What are bounded and monotonic sequences?
We will learn that monotonic sequences are sequences which constantly increase or constantly decrease. We also learn that a sequence is bounded above if the sequence has a maximum value, and is bounded below if the sequence has a minimum value. Of course, sequences can be both bounded above and below.
What is monotonic sequence and examples?
A sequence is said to be monotone if it is either increasing or decreasing. Example. The sequence n2 : 1, 4, 9, 16, 25, 36, 49, is increasing. The sequence 1/2n : 1/2, 1/4, 1/8, 1/16, 1/32, is decreasing. The sequence (1)n1/n : 1, 1/2, 1/3, 1/4, 1/5, 1/6, is not monotone.
What is bounded sequence with example?
A sequence an is a bounded sequence if it is bounded above and bounded below. If a sequence is not bounded, it is an unbounded sequence. For example, the sequence 1/n is bounded above because 1/n≤1 for all positive integers n. It is also bounded below because 1/n≥0 for all positive integers n.
How do you tell if a sequence is bounded and monotonic?

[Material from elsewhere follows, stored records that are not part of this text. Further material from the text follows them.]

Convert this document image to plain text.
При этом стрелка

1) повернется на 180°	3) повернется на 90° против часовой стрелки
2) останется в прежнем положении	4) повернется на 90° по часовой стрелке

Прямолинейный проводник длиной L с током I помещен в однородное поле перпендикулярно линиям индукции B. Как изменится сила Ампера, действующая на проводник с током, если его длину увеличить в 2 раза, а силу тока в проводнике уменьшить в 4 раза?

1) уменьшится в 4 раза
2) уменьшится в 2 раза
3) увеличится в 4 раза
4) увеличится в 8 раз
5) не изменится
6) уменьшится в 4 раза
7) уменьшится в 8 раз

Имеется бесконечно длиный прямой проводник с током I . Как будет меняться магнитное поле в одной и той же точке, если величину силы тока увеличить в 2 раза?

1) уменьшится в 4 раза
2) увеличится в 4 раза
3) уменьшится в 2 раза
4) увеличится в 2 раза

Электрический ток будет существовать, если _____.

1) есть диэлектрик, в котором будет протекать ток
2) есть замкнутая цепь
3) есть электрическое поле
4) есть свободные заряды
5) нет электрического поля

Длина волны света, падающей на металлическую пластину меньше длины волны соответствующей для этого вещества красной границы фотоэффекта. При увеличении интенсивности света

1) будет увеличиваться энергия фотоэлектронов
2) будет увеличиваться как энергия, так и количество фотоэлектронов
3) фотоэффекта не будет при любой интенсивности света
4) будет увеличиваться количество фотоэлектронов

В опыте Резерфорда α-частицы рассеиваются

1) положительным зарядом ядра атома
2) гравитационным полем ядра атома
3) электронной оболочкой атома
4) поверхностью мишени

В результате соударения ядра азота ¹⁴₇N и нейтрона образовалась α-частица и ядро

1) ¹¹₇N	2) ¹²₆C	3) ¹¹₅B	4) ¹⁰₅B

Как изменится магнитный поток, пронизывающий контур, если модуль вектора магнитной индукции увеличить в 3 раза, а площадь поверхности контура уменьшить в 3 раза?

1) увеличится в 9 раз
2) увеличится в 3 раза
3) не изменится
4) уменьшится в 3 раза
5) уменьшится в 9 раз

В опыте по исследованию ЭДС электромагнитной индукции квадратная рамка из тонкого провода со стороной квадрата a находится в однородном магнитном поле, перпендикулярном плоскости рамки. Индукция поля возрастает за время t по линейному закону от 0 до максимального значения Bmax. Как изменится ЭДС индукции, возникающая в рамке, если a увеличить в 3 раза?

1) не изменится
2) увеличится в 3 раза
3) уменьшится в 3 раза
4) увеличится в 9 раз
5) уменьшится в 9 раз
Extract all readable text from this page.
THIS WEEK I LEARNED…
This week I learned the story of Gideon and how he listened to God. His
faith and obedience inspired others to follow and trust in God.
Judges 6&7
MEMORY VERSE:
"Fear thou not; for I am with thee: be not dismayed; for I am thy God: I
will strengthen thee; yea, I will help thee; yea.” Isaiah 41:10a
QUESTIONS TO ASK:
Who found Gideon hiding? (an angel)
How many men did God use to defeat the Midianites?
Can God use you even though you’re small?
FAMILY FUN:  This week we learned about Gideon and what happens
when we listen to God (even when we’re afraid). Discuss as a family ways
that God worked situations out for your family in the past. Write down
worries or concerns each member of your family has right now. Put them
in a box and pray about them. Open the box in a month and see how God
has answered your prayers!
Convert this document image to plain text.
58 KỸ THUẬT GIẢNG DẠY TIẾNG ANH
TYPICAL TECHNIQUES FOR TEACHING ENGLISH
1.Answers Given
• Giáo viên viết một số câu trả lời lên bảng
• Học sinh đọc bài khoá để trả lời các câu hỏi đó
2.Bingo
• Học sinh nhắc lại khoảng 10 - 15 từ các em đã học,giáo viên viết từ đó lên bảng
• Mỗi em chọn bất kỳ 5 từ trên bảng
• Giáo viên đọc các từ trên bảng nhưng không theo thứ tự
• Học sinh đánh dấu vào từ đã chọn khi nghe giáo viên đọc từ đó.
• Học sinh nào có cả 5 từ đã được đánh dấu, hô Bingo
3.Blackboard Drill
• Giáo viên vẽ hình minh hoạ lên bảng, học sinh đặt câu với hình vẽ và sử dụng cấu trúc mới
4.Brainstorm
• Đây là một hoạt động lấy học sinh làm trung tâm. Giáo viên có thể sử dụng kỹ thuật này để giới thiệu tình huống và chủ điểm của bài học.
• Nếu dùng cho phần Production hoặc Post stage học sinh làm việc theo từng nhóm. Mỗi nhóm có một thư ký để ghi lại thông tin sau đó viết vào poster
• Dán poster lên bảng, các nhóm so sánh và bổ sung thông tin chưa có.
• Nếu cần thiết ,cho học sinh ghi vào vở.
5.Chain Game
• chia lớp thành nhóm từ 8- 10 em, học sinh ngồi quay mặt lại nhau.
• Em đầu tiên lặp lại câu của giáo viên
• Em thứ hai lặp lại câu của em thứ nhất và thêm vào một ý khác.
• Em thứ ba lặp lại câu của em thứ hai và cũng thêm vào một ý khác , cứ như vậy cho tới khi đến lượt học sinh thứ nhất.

We call the sequence decreasing if an>an+1 a n > a n + 1 for every n . If {an} is an increasing sequence or {an} is a decreasing sequence we call it monotonic. If there exists a number m such that m≤an m ≤ a n for every n we say the sequence is bounded below.
What is bounded sequence?
A sequence is bounded if it is bounded above and below, that is to say, if there is a number, k, less than or equal to all the terms of sequence and another number, K’, greater than or equal to all the terms of the sequence. Therefore, all the terms in the sequence are between k and K’.
Is every bounded sequence is monotonic?
Only monotonic sequences can be bounded, because bounded sequences must be either increasing or decreasing, and monotonic sequences are sequences that are always increasing or always decreasing.
What is monotonic sequence?
Definition. A sequence (an) is monotonic increasing if an+1≥ an for all n ∈ N. Remarks. The sequence is strictly monotonic increasing if we have > in the definition. Monotonic decreasing sequences are defined similarly.
What is a bounded sequence?
What is the monotonic sequence theorem?
Informally, the theorems state that if a sequence is increasing and bounded above by a supremum, then the sequence will converge to the supremum; in the same way, if a sequence is decreasing and is bounded below by an infimum, it will converge to the infimum.
What makes a sequence monotonic?
We need the following. A sequence (an) is monotonic increasing if an+1≥ an for all n ∈ N. The sequence is strictly monotonic increasing if we have > in the definition. Monotonic decreasing sequences are defined similarly.
Are all monotonic sequence bounded?
What is monotonic sequence theorem?
In real analysis, the monotone convergence theorem states that if a sequence increases and is bounded above by a supremum, it will converge to the supremum; similarly, if a sequence decreases and is bounded below by an infimum, it will converge to the infimum.